Banking and financial services
Blockchain banking offers a cheaper, quicker and more secure payment alternative to traditional financial institutions . Blockchain banking would involve banks issuing their own digital currencies, thus replicating a Bitcoin style blockchain, where cryptocurrency is used as a form of payment.
As blockchain is decentralised, meaning transactions only occur between the buyer and seller without involvement from a financial intermediary, no middleman service fees will be charged. This is particularly useful for ‘cross-border’ transactions that involve payments between overseas parties. If cross-border payment processing is facilitated through blockchain, parties will save on financial service fees and exchange-rates.
Blockchain banking also offers a more efficient payment system, with payments being processed as soon as they are verified. Bitcoin transactions, for instance, take ten minutes on average to be verified by miners, at which time payment is immediately transferred, regardless of the parties’ location. Additionally, due to blockchain’s immutable nature and its complex cryptographic secured network, transactions are extremely secure. This secure payment channel offers unrivalled protection from hackers and thus enables payments to be highly safeguarded.
A large part of the legal services industry’s operations involve the processing and storing of sensitive and important information. Blockchain ledgers can thus function as a perfect tool for this sector.
The legal sector can tap into blockchain’s advantage of securely storing contracts by incorporating ‘smart contracts.’ A smart contract is a digital code mapped out on a blockchain, that automatically monitors and executes legal agreements. Smart contracts can be used by companies in the legal sector where the triggering event of a contract can be measured digitally – such as when payment is made or public registries are updated. This eliminates contractual monitoring by lawyers and enables an automated, secure system of contract operation. The Ethereum blockchain is a popular blockchain that facilitates smart contracts and is used to execute them today. Ethereum even provides options for payment to occur through blockchain, using its own cryptocurrency: ‘Ether.’
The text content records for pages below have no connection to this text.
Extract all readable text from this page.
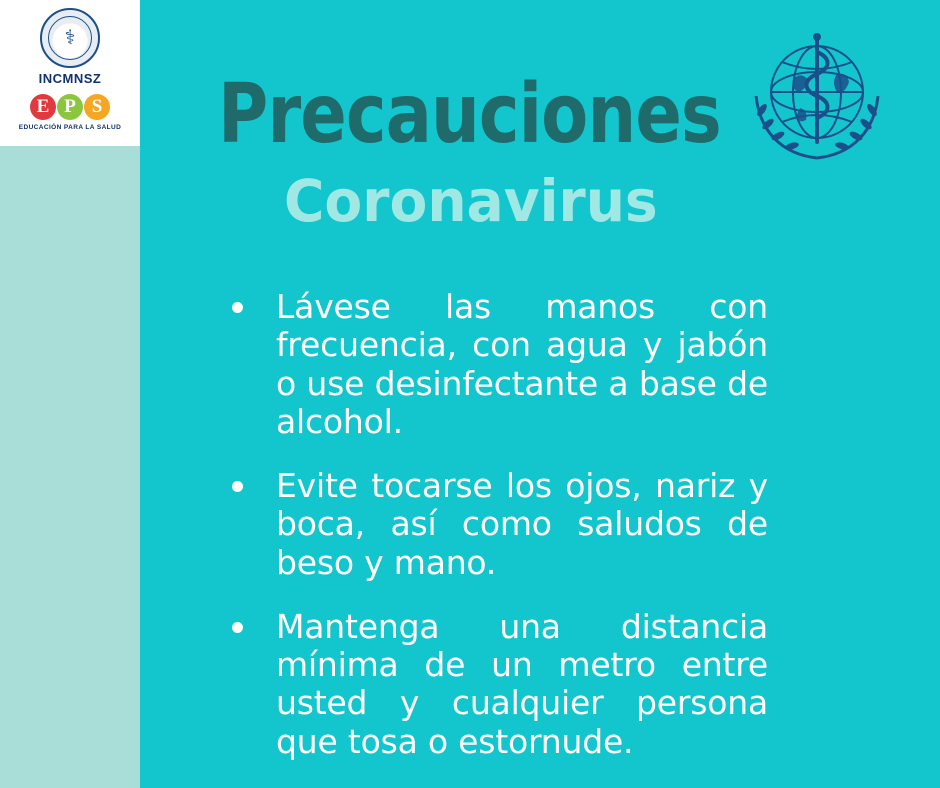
⚕
INCMNSZ
E P S
EDUCACIÓN PARA LA SALUD Precauciones
Coronavirus
Lávese las manos con frecuencia, con agua y jabón o use desinfectante a base de alcohol.
Evite tocarse los ojos, nariz y boca, así como saludos de beso y mano.
Mantenga una distancia mínima de un metro entre usted y cualquier persona que tosa o estornude.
Blockchain systems can also simplify the conveyancing process, where property is transferred from seller to buyer. The conveyancing process involves many parties – such as buyers, sellers, both their legal representatives and both their banks – and many documents – such as transfer of land contracts and certificates of title. Dealing with this number of documents and parties often involve lengthy and complex business processes . However, this process can be transparent if details about the property and the relevant documents are stored within a block, and this block can be accessed by all parties. This would reduce correspondence between parties and requests for information, offering significant time savings, whilst also providing a secure space for confidential information to be stored.
The healthcare industry is dense with personal data records, medical insurance claims and other pieces of important patient health information, which are all stored in different systems. Blockchain infrastructure offers an easily shareable and secure system of patient management. This could operate through all the patient’s data being stored within a block, which can then be shared with different medical institutions and practitioners in real-time. This would also ensure confidentiality as the block would only be able to be shared by the patient after their consent has been given.
Additionally, use of blockchain in healthcare would result in a more efficient and streamlined process. Patients would not need to constantly provide their same medical information every time they visit a new medical institution or practitioner, with their data readily accessible on request and approval. This would also prevent the problem of data being lost and needing to be recollected, such as lost blood test samples which require repeated tests.